In the COMFORT-II study (NCT00934544), long-term findings showed that 53.4% of patients in the ruxolitinib arm of the study achieved a 35% or greater reduction in spleen volume at any time with a 0.48 (95% CI, 0.35-0.60) probability of maintaining their response at 5 years. In comparison, no patients on the best available therapy arm had a decrease in spleen volume at week 48 in the study compared with 28% of patients on ruxolitinib (P < .001).
Mesa also discusses the results of a pooled analysis of the COMFORT trials that showed patients on ruxolitinib had a longer-term overall survival (OS) compared with other therapies at a median of 3 years of follow-up (HR, 0.65; 95% CI, 0.46-0.90; P = .01). An estimated OS at week 144 of treatment also showed stronger results for patients of ruxolitinib at 78%.
TRANSCRIPTION:
0:08 | The main studies that led to the use of ruxolitinib [for patients with] myelofibrosis goes back to the COMFORT studies, the COMFORT-I and the COMFORT-II studies. In the COMFORT-I study, ruxolitinib was compared against placebo, with primary end points for improvement of splenomegaly and symptoms. In COMFORT-II, a parallel study done in Europe, the same end points with a comparator arm of best alternative therapy [were assessed]. With each of these studies, we saw the ruxolitinib was vastly superior to both control groups for improvements in splenomegaly and symptoms.

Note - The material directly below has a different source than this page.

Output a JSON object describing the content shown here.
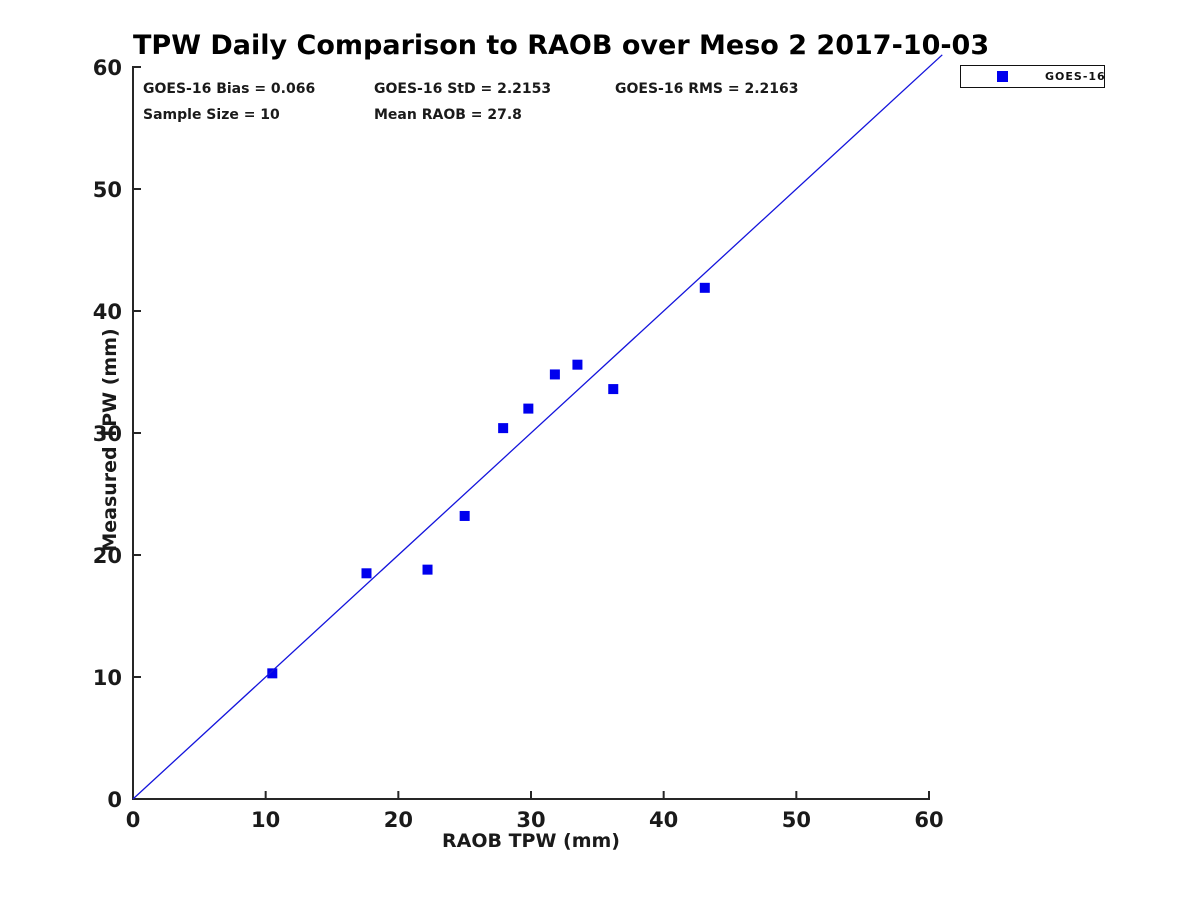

0:40 | Over time, we've also seen that there's a strong signal that use of ruxolitinib leads to an improvement in survival, both with long-term analysis of a pooled analysis of both the COMFORT studies as well as real world evidence that has come out from the use of ruxolitinib. So, it really has become the cornerstone of therapy for myelofibrosis. [It has] now been approved a little over 10 years, whether alone or, as the field continues to evolve, with potential combinations.